In ogni caso - prosegue Mieli - "a Elly Schlein converrebbe mandare avanti Giuseppe Conte. Primo perché ha vent'anni di meno. Secondo perché Conte lo ha già fatto e ha un titolo in più. Oltretutto sarebbe più facile vincere". Il motivo? "Conte riempirebbe il Movimento 5 Stelle che bilancerebbe il Pd che si riempie da solo, come fatto dal Pci... Potrebbe fare un ragionamento sofisticato. Fossi la Schlein farei esattamente questo, so che ti fa ridere".
E i sondaggi sembrano dare ragione al giornalista.
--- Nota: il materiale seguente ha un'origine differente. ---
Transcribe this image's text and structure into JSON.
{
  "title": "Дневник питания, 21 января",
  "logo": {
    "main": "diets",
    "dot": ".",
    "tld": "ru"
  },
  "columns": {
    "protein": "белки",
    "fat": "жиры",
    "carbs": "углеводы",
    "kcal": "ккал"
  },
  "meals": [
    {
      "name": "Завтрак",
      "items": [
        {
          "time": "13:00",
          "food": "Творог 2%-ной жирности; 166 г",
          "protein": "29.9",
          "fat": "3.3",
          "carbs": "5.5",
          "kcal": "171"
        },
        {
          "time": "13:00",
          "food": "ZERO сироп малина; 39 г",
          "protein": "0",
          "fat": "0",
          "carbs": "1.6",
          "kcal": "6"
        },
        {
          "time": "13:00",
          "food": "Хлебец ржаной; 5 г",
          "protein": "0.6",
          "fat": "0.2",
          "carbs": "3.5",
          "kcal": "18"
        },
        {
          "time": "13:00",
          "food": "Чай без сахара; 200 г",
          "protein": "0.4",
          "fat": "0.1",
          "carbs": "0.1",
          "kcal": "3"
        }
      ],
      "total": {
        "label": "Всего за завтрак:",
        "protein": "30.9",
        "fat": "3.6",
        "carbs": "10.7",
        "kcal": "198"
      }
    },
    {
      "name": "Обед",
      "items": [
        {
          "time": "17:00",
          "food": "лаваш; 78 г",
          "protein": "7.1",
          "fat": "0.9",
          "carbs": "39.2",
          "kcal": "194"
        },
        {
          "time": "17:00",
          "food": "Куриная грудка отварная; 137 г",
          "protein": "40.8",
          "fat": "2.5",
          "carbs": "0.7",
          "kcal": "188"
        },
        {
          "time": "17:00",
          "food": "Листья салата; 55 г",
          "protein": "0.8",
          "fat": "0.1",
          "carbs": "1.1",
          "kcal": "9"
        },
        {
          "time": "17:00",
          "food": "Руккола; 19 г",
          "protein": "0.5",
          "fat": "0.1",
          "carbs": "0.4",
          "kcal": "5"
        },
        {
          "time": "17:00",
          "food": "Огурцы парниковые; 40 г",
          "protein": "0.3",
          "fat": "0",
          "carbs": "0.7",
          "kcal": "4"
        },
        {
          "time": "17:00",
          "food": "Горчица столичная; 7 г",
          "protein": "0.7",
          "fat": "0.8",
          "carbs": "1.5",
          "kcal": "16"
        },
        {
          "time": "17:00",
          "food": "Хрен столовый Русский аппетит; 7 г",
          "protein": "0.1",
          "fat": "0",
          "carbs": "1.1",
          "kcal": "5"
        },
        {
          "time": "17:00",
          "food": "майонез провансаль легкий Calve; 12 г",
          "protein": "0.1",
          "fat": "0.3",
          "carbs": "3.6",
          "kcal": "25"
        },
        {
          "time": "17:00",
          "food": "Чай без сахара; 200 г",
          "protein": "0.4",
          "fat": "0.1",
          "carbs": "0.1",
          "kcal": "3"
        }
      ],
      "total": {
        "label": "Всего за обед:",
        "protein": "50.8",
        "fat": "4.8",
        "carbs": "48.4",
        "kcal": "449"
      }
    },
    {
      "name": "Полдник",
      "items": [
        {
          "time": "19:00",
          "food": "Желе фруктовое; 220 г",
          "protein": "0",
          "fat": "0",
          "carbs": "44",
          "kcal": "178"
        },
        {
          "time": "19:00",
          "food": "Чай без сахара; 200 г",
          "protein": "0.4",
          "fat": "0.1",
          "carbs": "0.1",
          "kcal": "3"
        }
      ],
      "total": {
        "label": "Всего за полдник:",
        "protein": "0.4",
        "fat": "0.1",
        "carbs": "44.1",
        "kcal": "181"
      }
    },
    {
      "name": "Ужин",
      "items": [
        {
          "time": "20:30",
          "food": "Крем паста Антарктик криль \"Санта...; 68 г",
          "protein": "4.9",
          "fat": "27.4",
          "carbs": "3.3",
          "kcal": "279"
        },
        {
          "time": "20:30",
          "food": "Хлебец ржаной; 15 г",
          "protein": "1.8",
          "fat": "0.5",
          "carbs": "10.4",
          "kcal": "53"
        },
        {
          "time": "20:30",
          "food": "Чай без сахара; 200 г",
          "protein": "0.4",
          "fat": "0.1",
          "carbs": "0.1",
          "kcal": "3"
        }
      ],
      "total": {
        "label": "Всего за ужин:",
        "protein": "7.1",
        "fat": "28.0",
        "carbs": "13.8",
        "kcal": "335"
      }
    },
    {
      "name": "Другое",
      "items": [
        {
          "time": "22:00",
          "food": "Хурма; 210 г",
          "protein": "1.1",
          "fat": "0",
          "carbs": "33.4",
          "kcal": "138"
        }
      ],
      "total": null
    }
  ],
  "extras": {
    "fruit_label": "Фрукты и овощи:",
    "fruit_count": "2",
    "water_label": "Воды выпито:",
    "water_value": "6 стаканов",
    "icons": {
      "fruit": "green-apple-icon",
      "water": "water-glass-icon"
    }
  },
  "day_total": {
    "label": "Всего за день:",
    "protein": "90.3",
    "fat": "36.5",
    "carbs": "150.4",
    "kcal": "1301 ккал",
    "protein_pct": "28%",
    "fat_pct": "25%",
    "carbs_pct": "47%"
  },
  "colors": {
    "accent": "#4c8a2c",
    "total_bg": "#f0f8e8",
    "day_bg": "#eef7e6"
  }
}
L'ultima rilevazione, quella di Bidimedia, su ipotetiche primarie della coalizione progressista fornisce un quadro degli attuali rapporti di forza tra Partito democratico, Movimento 5 Stelle e area centrista. Risultato? Schlein è la più favorita. La segretaria dem raccoglierebbe il 37,5 per cento delle preferenze, staccando Conte, fermo al 26,5. A pochi punti percentuali dall’ex premier invece la sindaca di Genova Silvia Salis, che si attesterebbe al 25,9.